Rappelons que Figen est mise en accusation dans plusieurs dossiers, avec des actes d’accusation semblables. Par exemple, elle comparaissait déjà le 11 avril dernier, pour un autre discours qu’elle avait prononcé le 15 février 2015, lors de la date anniversaire de l’arrestation d’Öcalan, en 1999. Lors de ce ce procès, Figen a déjà été condamnée à un an prison.
Violation de la Constitution
Figen prend parole, et après avoir salué la salle, commence sa défense. Elle signale qu’elle souhaite faire des ajouts à sa première défense et souligne que ce procès ne devrait jamais avoir été ouvert.
Pendant que j’exerçais mon travail de députée et de co-présidence, j’ai été relevée de mes fonctions. C’est une violation constitutionnelle. Dans quel pays du monde, pouvez-vous voir, unE présidentE d’un parti, éluE au parlement en état d’arrestation ? Cela n’arrive que dans des dictatures. Je suis d’avis que ce procès devrait être arrêté ou suspendu.
La volonté du peuple confisquée
Quel que soit le regard politique qu’elle porte sur elle, elle continue en citant la constitution que ses accusateurs portent pourtant…
“La volonté du peuple est au-dessus de tout. La Constitution dit ‘Les représentants du gouvernement doivent respecter la volonté de la nation’1. Mais le peuple qui nous a élu n’est pas considéré comme ‘composante nationale’ ! Ceci est la confiscation de la volonté du peuple. Personne ne peut nous enlever notre droit de nous exprimer. Ceci est la première violation de droit. Nous n’avons aucune parole, pour laquelle nous ne pouvons pas donner des comptes devant la justice, devant notre peuple et nos citoyens.”
“La Justice est devenue un instrument d’oppression. Cela n’est pas une chose qu’on peut voir dans les démocraties. Je suis jugée ici, en tant que femme politique. Une personne politique détient la liberté de s’exprimer. Mais cela n’est pas possible en Turquie.”
“Le pouvoir influence la Justice. Je vois, en face de moi, la pression de la politique du pouvoir central. Je vois que ma liberté d’expression est confisquée. En un seul mot, mes paroles sont criminalisées, sans que mon identité politique et sociale ne soient prises en compte. Je ne trouve aucune des décisions de justice qui me concernent, légitimes. Je rappelle que les membres de la magistrature qui ont pris ces décisions sont eux mêmes, relevés de leur fonction, et arrêtés depuis, pour être ‘membre de FETÖ’.“2
Je parle au nom de 6 millions
“Dans un pays, si des millions de personnes sont accusées d’être des “terroristes”, il y a un problème de pouvoir. Il est question de ne pas pouvoir diriger un peuple d’une façon démocratique.….
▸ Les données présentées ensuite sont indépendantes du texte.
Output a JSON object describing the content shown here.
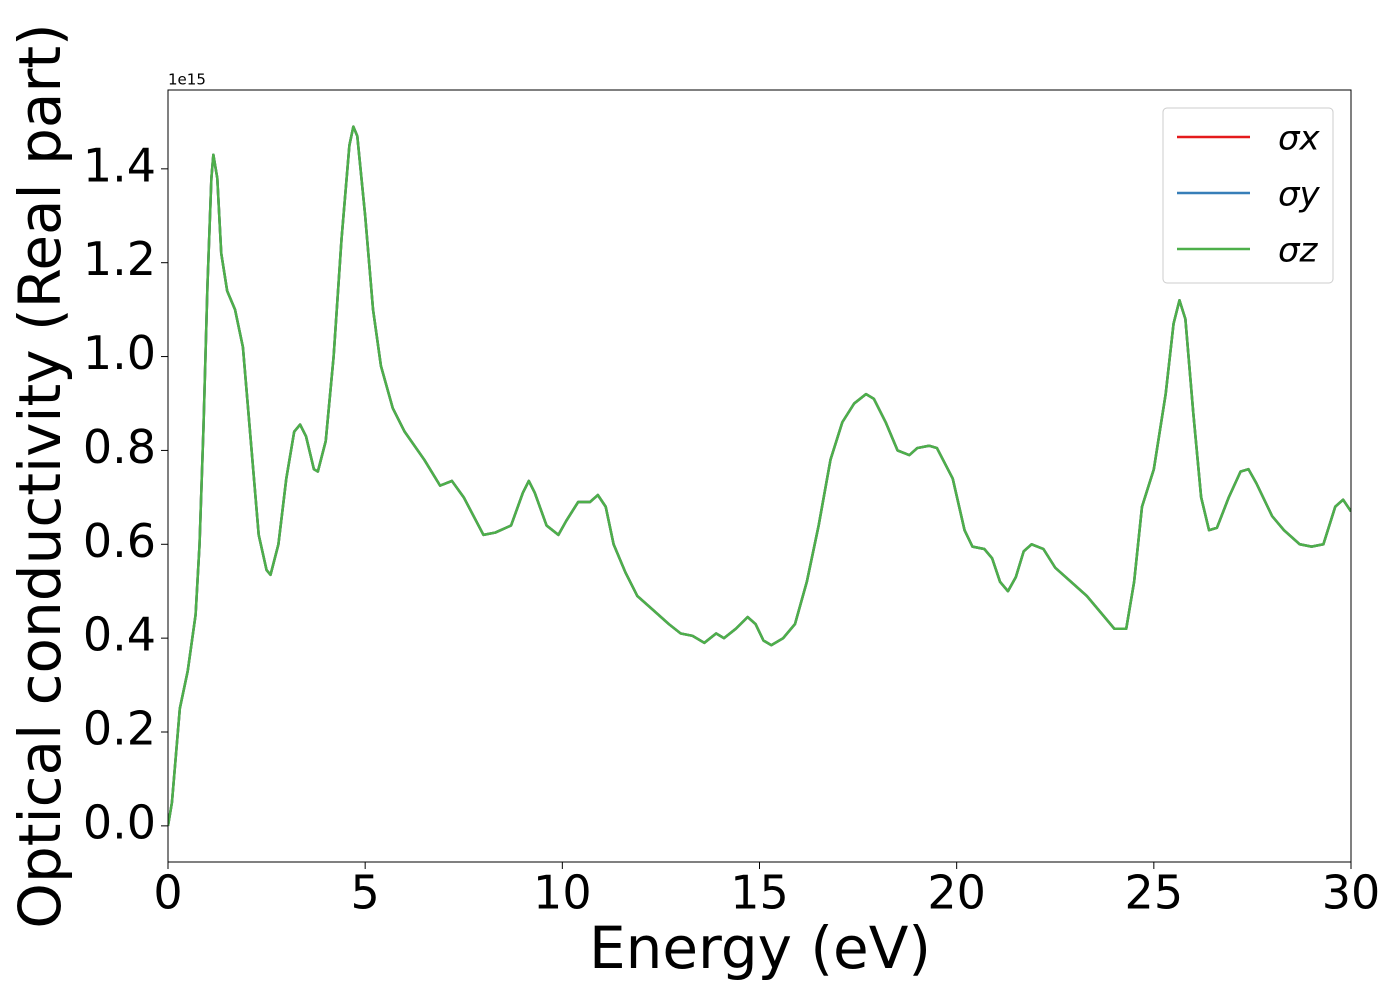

Le juge coupe à cet instant les paroles de Figen : “Ici, on n’est pas dans un meeting électoral !”
Figen continue… “Je ne suis pas une personne quelconque. Je suis la co-présidente du troisième parti de la Turquie. Je parle au nom de 6 millions de personnes.”
En revenant aux chefs d’accusation Figen reprend sa défense :
“Je vois là une intolérance à mes propos. Je n’ai pas prononcé les paroles en question seulement pour une interview dans un journal. C’est une situation tragi-comique pour la Turquie, car j’ai émis les mêmes propos également à la tribune du Parlement. Dans ce cas, mes discours au parlement devraient être aussi jugés.”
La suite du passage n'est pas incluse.